# *Tons* of New Pictures - Ladders + Jay and Bob, haha!



## JennieLove (Jan 2, 2007)

Before and after pictures once again,  

Before: 










Home made cage topper + hammocks: 
















Door











After!!!
























































Door Open









Jay and Silent Bob enjoying the new digs









































































Bob going down the one of the new ladders








Bob eating one of the new ladders  

































Im so proud! 8)


----------



## Kimmiekins (Apr 14, 2007)

Nice!

Okay, I can't figure it out... What's on the ladders? Kinda neat - they're like ramps now.


----------



## JennieLove (Jan 2, 2007)

lol, I got that kitchen grip stuff...you can get it at a dollar store. I wrapped it around and hotglued it. At first Bob was scared of it! haha, I really only did the ladder/ramps for Jay. Ever since Jay had his eye problem he never liked climbing up hammocks and things, but hes been so happy since putting these in! Hes hoppin around everywhere. xD


----------



## Kimmiekins (Apr 14, 2007)

Awesome idea! I'll have to consider doing that, myself.


----------



## JennieLove (Jan 2, 2007)

Thank you Kimmiekins! Yeah its an experiment right now. Im hoping that it all goes well and stays pee free! LMAO I got the grip with small holes, so it should be good enough to just be washed or wiped down...we'll see. I dont think the boys will pee or poo on it but you never know, they are pretty good at only going potty in there litter box.


----------



## RatCrazy (Jul 29, 2007)

oohs and aaws over the cage!


----------



## Night (Feb 23, 2007)

You've made my brain confused 

I know the magenta circles on the floor(s) is fleece, but it's shiny... HOW?!


----------



## JennieLove (Jan 2, 2007)

LMAO! They are homemade mats I made! The fleece is under a heavy duty plastic for decoration, and under that is kitchen grip mat so that it stays in place. I wanted something squishy and soft to walk on, but can easily be wiped down if one of the boys pee/poo on it. 
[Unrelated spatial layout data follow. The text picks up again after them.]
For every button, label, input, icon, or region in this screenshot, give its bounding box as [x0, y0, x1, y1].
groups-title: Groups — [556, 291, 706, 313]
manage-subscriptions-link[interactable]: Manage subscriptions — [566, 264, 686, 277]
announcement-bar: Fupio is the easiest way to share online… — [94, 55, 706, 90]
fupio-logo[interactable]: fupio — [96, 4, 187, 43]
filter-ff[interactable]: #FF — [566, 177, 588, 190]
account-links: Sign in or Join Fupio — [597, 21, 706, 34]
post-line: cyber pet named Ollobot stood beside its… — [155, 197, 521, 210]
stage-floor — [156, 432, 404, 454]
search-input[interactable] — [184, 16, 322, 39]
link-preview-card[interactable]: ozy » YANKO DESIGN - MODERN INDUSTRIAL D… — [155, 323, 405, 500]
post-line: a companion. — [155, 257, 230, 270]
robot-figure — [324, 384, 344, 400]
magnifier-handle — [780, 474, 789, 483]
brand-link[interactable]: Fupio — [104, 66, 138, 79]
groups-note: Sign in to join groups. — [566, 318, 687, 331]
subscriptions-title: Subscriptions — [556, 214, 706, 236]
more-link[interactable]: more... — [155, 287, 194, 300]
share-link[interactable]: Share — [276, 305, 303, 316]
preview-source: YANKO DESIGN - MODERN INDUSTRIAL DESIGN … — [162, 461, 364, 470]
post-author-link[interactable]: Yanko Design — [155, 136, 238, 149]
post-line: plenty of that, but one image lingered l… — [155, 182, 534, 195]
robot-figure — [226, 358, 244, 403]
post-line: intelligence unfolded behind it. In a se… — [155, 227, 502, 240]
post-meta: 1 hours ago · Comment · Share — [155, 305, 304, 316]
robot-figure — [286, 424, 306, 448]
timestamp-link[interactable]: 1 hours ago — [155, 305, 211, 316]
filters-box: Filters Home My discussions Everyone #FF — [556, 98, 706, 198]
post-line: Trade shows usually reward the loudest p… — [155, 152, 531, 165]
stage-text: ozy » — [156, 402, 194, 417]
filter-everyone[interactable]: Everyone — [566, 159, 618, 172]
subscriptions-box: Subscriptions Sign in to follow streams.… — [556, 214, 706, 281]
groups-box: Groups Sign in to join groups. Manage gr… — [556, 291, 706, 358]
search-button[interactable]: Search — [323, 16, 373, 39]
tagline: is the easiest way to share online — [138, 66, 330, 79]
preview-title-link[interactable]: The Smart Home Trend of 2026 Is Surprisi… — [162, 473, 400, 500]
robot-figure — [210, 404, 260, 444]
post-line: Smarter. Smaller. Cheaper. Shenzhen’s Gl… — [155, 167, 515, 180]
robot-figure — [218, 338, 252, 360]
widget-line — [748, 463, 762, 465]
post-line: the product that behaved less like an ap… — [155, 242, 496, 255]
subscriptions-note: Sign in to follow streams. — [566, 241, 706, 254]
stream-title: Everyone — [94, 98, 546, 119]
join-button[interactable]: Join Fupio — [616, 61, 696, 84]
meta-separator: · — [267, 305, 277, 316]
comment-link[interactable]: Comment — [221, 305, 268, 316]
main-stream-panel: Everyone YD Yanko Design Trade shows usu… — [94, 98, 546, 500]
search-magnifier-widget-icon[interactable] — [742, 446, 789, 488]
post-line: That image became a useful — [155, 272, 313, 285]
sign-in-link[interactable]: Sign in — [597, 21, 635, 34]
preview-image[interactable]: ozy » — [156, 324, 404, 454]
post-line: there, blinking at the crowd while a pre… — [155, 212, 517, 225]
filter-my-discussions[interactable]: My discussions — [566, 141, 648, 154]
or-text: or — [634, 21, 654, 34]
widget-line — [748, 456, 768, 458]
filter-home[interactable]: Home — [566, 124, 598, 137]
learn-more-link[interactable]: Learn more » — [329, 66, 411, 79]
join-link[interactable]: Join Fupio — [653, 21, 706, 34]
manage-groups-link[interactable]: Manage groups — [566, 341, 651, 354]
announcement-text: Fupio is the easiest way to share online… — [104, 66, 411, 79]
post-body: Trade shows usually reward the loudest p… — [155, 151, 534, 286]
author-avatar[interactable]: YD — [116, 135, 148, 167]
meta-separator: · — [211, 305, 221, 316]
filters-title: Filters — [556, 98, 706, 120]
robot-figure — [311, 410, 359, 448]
On top of these I want to add little fabric mats, I only have the one brown one right now which is Bobs fav sleeping spot, but I wanna make a few more for the top lvl inside the carrier and one for the igloo!


----------



## JennieLove (Jan 2, 2007)

Heres a couple picture of the brown one I have for now.


----------



## Leiren (Aug 5, 2007)

You're so amazingly creative,and at the same time..actually know what looks good together and doesnt.Haha but beware,im bound to catch on at some time. har har har


----------



## JennieLove (Jan 2, 2007)

Thank you!


----------



## chrisstrikeagain (Apr 10, 2007)

Oh wow, I love it. You did good on the topper! and so clever with coverin the fleece.


----------